Banco de Leite Humano do Norte já alimentou 410 recém-nascidos internados em cuidados intensivos
Já foram recolhidos 950 litros de leite humano doados por 291 mães voluntárias.
O Banco de Leite Humano do Norte permitiu alimentar 410 recém-nascidos internados em Unidades de Cuidados Intensivos Neonatais da região Norte desde que foi criado em 26 de setembro de 2022, segundo dados esta segunda-feira divulgados.
Dados avançados esta segunda-feira à agência Lusa pela da Unidade Local de Saúde (ULS) São João, a propósito do Dia Mundial da Doação de Leite Humano, que se assinala na terça-feira, indicam que foram recolhidos desde então 950 litros de leite humano doados por 291 mães voluntárias.
"O leite humano de dadora pasteurizado (LHDP) destina-se a recém-nascidos pré-termo e vulneráveis, de alto risco, que estejam hospitalizados em qualquer uma das Unidades de Cuidados Intensivos Neonatais da região Norte do país", refere a ULS São João, no Porto.
O banco de leite humano já alimentou recém-nascidos internados nas ULS de Matosinhos, Santo António (Centro Materno-Infantil do Norte), Gaia/Espinho, Tâmega e Sousa, Alto Ave e na ULS Trás-os-Montes e Alto Douro, além da própria Unidade de Cuidados Intensivos de Neonatologia da ULS São João.
A ULS São João salienta que "tem sido possível abranger todos os hospitais do SNS na região", cumprindo o seu desígnio de chegar a todos os recém-nascidos de risco que beneficiem com este leite.
De acordo com a instituição, tem vindo a crescer o número de recém-nascidos para quem é solicitado e fornecido o leite humano, assim como o número de voluntárias dadoras que se envolvem neste projeto solidário.
O Banco de Leite Humano do Norte é hoje "uma unidade funcional de excelência, assente em qualidade, rigor científico e inovação", diz a ULS.
"Em apenas três anos e meio de atividade", foi possível implementar "um modelo sólido, seguro, e sustentável de doação de leite humano, garantindo a alimentação de recém-nascidos particularmente frágeis".

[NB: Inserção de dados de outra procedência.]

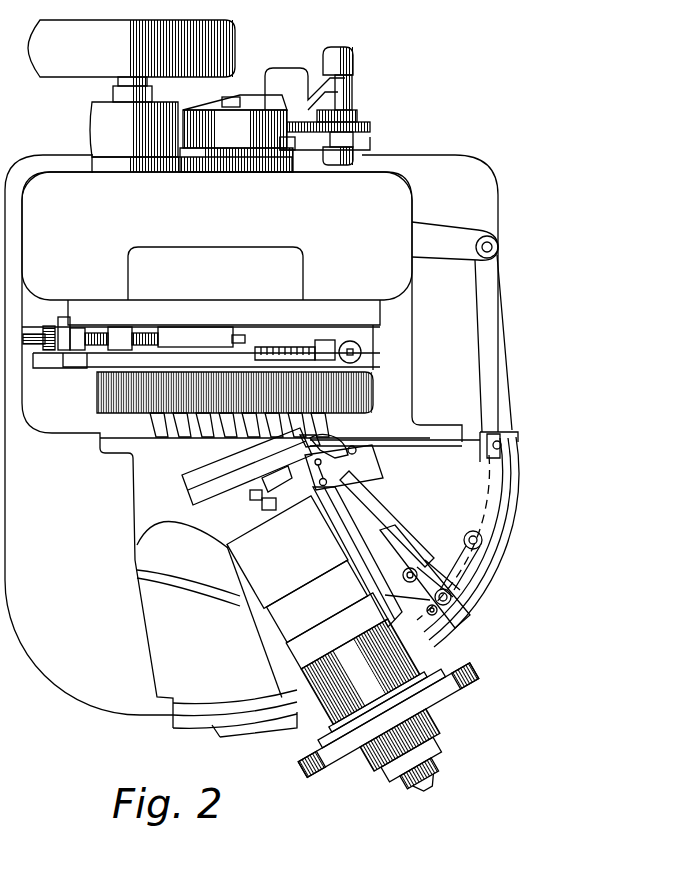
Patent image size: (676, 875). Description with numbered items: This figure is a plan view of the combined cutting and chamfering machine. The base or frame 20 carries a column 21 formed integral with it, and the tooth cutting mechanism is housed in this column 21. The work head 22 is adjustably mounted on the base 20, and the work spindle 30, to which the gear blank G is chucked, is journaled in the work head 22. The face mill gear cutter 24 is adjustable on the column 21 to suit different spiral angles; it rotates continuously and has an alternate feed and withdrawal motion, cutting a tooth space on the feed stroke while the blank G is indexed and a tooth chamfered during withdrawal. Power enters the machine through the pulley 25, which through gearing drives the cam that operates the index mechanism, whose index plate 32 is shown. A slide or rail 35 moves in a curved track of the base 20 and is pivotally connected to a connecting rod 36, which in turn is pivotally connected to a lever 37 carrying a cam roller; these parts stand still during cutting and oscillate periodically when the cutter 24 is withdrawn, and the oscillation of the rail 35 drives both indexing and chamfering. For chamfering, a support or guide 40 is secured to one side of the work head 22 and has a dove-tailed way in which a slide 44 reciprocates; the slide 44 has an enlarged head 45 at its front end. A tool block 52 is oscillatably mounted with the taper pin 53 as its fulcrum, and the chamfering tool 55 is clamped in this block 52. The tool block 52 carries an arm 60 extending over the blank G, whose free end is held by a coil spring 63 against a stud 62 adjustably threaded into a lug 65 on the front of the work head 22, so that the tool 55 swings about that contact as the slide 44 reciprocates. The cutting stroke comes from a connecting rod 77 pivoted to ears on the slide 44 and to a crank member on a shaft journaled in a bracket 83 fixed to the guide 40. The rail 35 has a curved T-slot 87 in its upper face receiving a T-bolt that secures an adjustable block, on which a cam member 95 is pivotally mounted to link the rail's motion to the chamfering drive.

The base or frame 20 is at (251, 446).
The column 21 is at (217, 249).
The work head 22 is at (257, 640).
The face mill gear cutter 24 is at (190, 432).
The pulley 25 is at (160, 96).
The work spindle 30 is at (298, 570).
The index plate 32 is at (473, 670).
The slide or rail 35 is at (512, 490).
The connecting rod 36 is at (500, 362).
The lever 37 is at (440, 230).
The support or guide 40 is at (345, 538).
The slide 44 is at (370, 525).
The enlarged head 45 is at (380, 472).
The tool-block 52 is at (335, 441).
The taper pin 53 is at (357, 450).
The chamfering tool 55 is at (318, 440).
The arm 60 is at (282, 490).
The stud 62 is at (255, 500).
The coil-spring 63 is at (338, 472).
The lug 65 is at (268, 511).
The connecting-rod 77 is at (423, 567).
The bracket 83 is at (398, 558).
The curved T-slot 87 is at (480, 483).
The cam member 95 is at (463, 587).
The gear blank G is at (195, 492).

Para a ULS São João, este percurso traduz-se em ganhos concretos em saúde: redução da incidência e mortalidade por enterocolite necrosante e melhoria da tolerância alimentar.
Traduz-se ainda no aumento da taxa de aleitamento materno exclusivo e menor tempo de internamento e em equidade de acesso aos melhores cuidados nutricionais para todos os recém-nascidos pré-termo e vulneráveis hospitalizados nas Unidades de Cuidados Intensivos Neonatais do Norte do país.
O Banco de Leite Humano do Norte foi o segundo a ser criado em Portugal. O primeiro funciona na Maternidade Alfredo da Costa, em Lisboa, onde foi criado em 2009.
Desde então, já recolheu cerca de 6.700 litros de leite humano doados por 640 mães, permitindo apoiar uma média de 240 recém-nascidos prematuros por ano, totalizando mais de 4.000 bebés, segundo dados da ULS São José.